The Centre for Social Innovation

Dev Ops, Elementor, UI/UX Design, Wordpress

The Centre for Social Innovation is where I’ve spent the last few years, on and off as a freelance contractor and as an employee. I was responsible for most of their digital properties (especially where WordPress was concerned), including socialinnovation.org, climateventures.org, sicanada.org, and thecommonplatform.org.

The two biggest projects I worked was a re-design and revamp of their main site in 2020, and a push for accessibility compliance and updates across their digital properties in 2021.

For the website revamp, we outsourced the visual design to a local design agency, and I was the main point of contact for them and our team plus stakeholders. I was responsible for everything else, including research, design, testing, and development.

One of the main problems of the site was the architecture, and I led a series of workshops with staff including activities like creating proto-personas and card sorting exercises (physical and digital). As The Centre for Social Innovation (CSI) is a co-working space, I was also able to recruit and conduct user research with people who use our site.

Another problem we were trying to solve was ease of use for staff to update pages themselves, as the old template was hand coded. We went with a combination of Elementor for ease-of-use, and Advanced Custom Fields for more flexibility.

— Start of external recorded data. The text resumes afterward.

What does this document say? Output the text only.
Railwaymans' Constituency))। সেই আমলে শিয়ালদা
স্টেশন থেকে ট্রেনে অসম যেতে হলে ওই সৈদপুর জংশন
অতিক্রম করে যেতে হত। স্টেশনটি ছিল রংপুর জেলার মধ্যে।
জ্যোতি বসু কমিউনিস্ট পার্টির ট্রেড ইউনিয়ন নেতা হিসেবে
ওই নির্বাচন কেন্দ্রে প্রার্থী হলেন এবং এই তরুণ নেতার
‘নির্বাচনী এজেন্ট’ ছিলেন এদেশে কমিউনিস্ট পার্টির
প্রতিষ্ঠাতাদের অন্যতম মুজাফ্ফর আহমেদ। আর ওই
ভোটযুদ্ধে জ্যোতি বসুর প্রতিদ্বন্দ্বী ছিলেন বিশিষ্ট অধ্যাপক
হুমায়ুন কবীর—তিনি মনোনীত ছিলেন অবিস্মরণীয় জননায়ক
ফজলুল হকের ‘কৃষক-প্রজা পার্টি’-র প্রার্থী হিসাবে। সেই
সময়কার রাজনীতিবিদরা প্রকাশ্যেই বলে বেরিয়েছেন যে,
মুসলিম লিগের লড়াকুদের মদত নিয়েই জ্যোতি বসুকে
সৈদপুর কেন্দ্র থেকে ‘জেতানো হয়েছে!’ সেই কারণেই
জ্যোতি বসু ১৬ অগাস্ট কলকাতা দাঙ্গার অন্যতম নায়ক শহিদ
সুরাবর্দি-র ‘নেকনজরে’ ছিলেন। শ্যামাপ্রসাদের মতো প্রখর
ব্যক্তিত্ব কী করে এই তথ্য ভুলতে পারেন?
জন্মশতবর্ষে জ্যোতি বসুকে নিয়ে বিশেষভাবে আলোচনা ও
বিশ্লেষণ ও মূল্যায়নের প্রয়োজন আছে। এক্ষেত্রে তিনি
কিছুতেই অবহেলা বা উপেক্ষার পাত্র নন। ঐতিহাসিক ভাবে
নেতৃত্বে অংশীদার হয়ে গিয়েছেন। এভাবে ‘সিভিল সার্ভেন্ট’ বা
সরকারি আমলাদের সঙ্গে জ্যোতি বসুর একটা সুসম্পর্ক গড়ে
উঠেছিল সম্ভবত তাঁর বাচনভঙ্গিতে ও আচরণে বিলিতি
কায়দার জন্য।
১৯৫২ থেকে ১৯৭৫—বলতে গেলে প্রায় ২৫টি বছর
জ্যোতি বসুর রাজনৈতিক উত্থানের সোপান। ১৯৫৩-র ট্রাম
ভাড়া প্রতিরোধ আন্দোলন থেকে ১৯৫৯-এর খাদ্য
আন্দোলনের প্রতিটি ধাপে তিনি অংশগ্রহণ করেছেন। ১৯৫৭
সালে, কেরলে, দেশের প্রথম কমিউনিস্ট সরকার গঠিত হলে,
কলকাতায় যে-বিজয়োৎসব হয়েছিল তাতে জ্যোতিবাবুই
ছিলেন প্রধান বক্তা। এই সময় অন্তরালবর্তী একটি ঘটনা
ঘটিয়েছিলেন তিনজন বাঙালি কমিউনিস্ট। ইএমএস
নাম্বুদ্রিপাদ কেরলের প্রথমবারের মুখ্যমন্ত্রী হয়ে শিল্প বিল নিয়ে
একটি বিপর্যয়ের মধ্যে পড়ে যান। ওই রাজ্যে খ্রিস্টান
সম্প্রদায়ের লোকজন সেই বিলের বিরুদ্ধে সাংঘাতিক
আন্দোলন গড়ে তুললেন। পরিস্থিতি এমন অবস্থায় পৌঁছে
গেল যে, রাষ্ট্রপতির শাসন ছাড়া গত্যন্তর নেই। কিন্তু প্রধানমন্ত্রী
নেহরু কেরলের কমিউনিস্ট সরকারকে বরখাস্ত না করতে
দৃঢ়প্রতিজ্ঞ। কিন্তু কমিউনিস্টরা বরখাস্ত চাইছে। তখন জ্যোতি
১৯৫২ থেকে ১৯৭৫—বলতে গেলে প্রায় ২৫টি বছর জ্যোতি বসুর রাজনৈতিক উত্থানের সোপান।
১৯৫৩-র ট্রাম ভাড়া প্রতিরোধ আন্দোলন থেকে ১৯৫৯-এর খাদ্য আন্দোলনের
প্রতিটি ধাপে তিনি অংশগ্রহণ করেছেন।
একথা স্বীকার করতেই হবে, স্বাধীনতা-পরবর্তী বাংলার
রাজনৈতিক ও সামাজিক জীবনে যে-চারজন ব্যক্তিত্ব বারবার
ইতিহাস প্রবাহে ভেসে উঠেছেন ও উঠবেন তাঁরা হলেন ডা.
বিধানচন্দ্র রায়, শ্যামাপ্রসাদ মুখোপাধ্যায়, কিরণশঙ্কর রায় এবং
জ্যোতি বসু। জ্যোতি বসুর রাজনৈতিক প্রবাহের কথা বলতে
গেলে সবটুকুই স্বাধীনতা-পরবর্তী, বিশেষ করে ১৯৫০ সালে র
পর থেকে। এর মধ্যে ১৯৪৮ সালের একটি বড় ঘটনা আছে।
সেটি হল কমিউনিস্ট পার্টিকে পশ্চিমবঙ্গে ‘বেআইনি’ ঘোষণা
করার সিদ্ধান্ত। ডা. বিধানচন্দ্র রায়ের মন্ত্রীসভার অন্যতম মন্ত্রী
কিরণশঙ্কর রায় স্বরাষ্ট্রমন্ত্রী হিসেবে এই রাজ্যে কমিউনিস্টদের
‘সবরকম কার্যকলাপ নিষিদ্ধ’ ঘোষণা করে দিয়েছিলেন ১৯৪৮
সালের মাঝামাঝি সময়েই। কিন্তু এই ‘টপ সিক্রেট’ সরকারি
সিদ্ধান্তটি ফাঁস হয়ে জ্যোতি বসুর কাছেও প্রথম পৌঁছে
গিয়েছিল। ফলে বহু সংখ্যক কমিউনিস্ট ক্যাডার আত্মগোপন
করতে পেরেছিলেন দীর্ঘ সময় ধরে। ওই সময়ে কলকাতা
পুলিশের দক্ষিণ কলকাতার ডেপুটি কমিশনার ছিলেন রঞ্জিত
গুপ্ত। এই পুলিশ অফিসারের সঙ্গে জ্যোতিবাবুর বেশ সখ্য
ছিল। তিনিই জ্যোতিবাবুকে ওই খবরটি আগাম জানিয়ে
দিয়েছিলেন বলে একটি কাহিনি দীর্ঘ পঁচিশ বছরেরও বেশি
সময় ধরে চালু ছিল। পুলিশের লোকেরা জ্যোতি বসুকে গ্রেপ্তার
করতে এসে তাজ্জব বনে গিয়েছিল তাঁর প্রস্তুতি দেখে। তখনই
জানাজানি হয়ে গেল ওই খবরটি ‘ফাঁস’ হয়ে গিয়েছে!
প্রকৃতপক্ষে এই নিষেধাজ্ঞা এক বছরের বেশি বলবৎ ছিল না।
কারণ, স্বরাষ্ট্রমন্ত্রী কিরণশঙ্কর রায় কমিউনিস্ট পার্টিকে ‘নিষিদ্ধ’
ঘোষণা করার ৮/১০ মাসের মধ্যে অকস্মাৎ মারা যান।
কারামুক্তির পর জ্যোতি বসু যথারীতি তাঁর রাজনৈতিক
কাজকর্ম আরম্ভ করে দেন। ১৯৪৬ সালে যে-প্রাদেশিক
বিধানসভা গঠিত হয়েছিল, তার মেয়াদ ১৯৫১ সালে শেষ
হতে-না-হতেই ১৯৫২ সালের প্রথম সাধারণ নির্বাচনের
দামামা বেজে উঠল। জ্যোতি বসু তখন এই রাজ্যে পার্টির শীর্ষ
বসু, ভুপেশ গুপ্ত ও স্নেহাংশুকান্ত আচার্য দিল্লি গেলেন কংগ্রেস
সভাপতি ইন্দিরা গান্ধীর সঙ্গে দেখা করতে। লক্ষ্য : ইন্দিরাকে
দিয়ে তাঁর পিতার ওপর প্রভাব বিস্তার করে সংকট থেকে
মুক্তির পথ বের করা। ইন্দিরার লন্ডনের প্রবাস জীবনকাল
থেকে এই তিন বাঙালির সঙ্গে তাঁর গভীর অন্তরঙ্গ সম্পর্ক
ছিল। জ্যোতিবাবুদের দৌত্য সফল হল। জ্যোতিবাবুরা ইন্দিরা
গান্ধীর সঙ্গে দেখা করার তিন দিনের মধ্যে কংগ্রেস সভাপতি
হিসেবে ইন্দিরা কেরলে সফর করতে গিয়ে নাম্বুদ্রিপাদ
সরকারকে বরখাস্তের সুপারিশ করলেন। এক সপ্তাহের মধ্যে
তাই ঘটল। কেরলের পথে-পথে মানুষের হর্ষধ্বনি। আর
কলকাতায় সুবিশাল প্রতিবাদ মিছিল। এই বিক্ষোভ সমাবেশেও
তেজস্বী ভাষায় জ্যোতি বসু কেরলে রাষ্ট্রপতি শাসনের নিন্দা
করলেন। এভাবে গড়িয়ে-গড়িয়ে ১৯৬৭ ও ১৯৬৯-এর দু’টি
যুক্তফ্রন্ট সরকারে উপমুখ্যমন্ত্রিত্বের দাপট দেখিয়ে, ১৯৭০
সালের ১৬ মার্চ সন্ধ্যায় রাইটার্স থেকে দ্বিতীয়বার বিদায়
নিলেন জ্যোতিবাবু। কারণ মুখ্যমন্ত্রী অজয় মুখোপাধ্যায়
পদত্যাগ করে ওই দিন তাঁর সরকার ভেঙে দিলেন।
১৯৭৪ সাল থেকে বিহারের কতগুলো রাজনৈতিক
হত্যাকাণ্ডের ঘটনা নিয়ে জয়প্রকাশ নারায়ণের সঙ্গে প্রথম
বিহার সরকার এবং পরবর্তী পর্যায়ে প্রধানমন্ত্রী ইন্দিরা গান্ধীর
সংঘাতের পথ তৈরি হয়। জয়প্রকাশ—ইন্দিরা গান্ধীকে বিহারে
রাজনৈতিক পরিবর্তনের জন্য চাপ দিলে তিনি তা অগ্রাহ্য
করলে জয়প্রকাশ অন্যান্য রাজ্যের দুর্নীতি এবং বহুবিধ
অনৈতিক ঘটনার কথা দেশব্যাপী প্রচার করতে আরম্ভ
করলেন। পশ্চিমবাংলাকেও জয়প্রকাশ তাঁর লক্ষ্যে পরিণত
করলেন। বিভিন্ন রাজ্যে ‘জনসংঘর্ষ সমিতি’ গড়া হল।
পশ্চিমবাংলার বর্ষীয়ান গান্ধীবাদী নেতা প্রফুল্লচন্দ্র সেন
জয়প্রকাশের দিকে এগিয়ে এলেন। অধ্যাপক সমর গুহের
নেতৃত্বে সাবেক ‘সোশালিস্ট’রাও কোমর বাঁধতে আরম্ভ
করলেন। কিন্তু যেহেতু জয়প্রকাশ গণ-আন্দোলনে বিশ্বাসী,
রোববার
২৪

The project was a huge undertaking as the site has around 100 pages (not including blog posts, events and job postings), and needed connectivity with a new social network that we were launching. Despite those factors and some hiccups due to the pandemic, overall it was a successful project and the org was pleased with the result.

In 2021 I focused on improving accessibility on the site and other WordPress sites we owned. We worked with a 3rd party consultant who scanned and provided us suggestions for fixes. At the time of this writing, we were successful in being compliant with accessibility standards (WCAG 2.1 AA), but are still exploring ways to incorporate testing with real users who identify as having some sort of impairment.